Игорь поднял глаза на Николая. Они смотрели друг на друга с ненавистью. Злость поползла, зажигаясь и в других детских лицах. Все дети стали похожи, объединенные общим чувством неприятия, непонимания большого мира.

Екатерина заметила, что судья подала знак Николаю, и это был не официальный, а личный жест. Она удивилась. Николай отвернулся от Игоря. Напряжение спало. Екатерина внимательно посмотрела на Николая, перевела взгляд на Игоря. Тело Игоря сложилось в послушную позу.
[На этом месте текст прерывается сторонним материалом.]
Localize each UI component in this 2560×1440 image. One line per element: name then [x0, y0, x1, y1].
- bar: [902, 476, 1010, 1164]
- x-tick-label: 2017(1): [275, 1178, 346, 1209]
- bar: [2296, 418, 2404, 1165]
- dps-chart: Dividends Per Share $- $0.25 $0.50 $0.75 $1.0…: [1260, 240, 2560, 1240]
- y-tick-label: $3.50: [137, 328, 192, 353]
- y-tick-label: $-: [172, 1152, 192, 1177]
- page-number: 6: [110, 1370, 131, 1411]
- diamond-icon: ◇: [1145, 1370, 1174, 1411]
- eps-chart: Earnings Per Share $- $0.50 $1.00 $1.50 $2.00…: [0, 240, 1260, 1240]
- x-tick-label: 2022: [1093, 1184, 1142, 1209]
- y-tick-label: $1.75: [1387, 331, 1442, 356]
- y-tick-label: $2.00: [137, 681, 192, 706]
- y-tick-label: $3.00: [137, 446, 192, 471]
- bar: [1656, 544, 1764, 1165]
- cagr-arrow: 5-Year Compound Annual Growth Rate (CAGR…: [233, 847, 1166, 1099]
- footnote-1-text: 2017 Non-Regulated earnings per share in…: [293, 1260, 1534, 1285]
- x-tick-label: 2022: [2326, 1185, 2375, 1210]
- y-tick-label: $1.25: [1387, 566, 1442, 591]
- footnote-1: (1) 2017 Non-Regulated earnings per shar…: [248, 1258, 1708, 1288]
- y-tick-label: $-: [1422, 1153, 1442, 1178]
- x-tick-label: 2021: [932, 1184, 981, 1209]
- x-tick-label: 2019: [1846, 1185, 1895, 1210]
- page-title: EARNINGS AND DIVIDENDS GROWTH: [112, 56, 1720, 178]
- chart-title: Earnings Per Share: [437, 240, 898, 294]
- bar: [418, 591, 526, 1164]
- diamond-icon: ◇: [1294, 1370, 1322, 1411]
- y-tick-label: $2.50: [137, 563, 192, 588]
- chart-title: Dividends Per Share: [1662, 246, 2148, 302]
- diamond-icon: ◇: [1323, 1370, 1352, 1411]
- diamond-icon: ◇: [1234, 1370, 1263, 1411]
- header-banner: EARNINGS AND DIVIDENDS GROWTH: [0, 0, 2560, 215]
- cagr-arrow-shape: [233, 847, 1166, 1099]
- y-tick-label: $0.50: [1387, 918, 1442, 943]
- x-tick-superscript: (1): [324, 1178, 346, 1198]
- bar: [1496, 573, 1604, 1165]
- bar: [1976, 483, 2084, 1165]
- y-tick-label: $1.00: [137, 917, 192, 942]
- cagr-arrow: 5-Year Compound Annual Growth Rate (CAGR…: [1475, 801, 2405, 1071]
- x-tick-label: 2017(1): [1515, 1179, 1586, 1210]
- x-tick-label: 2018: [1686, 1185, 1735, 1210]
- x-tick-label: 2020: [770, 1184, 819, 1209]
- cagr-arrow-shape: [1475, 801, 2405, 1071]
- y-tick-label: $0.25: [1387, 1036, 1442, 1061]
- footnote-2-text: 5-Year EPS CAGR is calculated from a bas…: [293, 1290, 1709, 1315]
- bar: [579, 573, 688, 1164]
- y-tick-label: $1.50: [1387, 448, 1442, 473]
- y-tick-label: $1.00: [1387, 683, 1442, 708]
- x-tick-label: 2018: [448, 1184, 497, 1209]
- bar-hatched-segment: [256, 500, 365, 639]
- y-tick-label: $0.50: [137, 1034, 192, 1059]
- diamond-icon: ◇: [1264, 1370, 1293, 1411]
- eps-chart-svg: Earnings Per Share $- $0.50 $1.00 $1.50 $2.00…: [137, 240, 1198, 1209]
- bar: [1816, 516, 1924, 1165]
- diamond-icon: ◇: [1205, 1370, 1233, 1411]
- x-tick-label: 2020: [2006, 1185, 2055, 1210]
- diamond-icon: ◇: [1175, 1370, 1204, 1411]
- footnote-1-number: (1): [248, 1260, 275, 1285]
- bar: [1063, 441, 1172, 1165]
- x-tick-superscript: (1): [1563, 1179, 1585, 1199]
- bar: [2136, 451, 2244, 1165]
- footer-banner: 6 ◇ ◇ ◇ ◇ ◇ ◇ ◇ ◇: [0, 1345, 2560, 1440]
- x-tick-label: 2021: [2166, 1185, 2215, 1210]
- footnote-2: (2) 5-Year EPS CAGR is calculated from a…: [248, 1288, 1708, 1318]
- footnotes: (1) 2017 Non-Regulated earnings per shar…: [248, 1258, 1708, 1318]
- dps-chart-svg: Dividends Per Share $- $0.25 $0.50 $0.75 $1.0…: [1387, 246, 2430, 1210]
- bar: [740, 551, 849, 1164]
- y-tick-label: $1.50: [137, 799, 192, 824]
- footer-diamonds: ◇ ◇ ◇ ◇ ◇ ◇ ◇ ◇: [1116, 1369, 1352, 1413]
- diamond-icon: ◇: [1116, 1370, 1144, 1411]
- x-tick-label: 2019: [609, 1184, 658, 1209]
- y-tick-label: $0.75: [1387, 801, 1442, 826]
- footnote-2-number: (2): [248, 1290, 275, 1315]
Медленный воздух провинциального города научил Игоря размышлять и облекать мысли в ритмичные формы. Для поэзии нужен покой, и никто кроме Николая не мешал ему. Другие дети относились к его призванию с уважением и частенько выполняли за него грязную работу. Валентина покупала Игорю старинные книги со стихами. Сергей оформлял поэмы сына в самиздатовские брошюры и носил в редакции, не переставая удивляться черствости их работниц. В общем, все складывалось для Игоря хорошо, если бы не появление Николая, который смеялся над ним, над его стихами и делал это так убедительно, что и другие дети заражались его гневной веселостью. В прошлую пятницу случился детский бунт. Игорю пришлось самому чистить отхожее место. Но и этого унижения было мало. Николай перемазал фекалиями ручку дезинфицирующей щетки и спрятал антибактериальные перчатки. И зачем только Николай пришел из Питера? Николай был обаятелен, нравился девочкам, даже Валентина начинала смеяться, когда тот дурачился. Изо рта Николая часто пахло перегаром, его кожа была чуть воспаленная, будто вспаханная бессонной ночью, глаза с красными прожилками, но при этом в нем была сила, хамская сила. Никогда осторожный и аккуратный Игорь не зажигал самолично, без опоры на выверенные слова, такой радости в людях. Почему у Игоря нет такой жажды жизни? Почему Николай никогда не плачет, не сидит, мечтательно уставившись в окно, а постоянно что-то прикручивает, отрывает, кому-то улыбается и тут же грубит. Последней каплей было предательство Эльзы. Три дня назад Игорь увидел счастье и в ее умных глазах. Этот блудливый, ограниченный выродок всегда впереди, хоть на шаг, на один-единственный шаг, но впереди!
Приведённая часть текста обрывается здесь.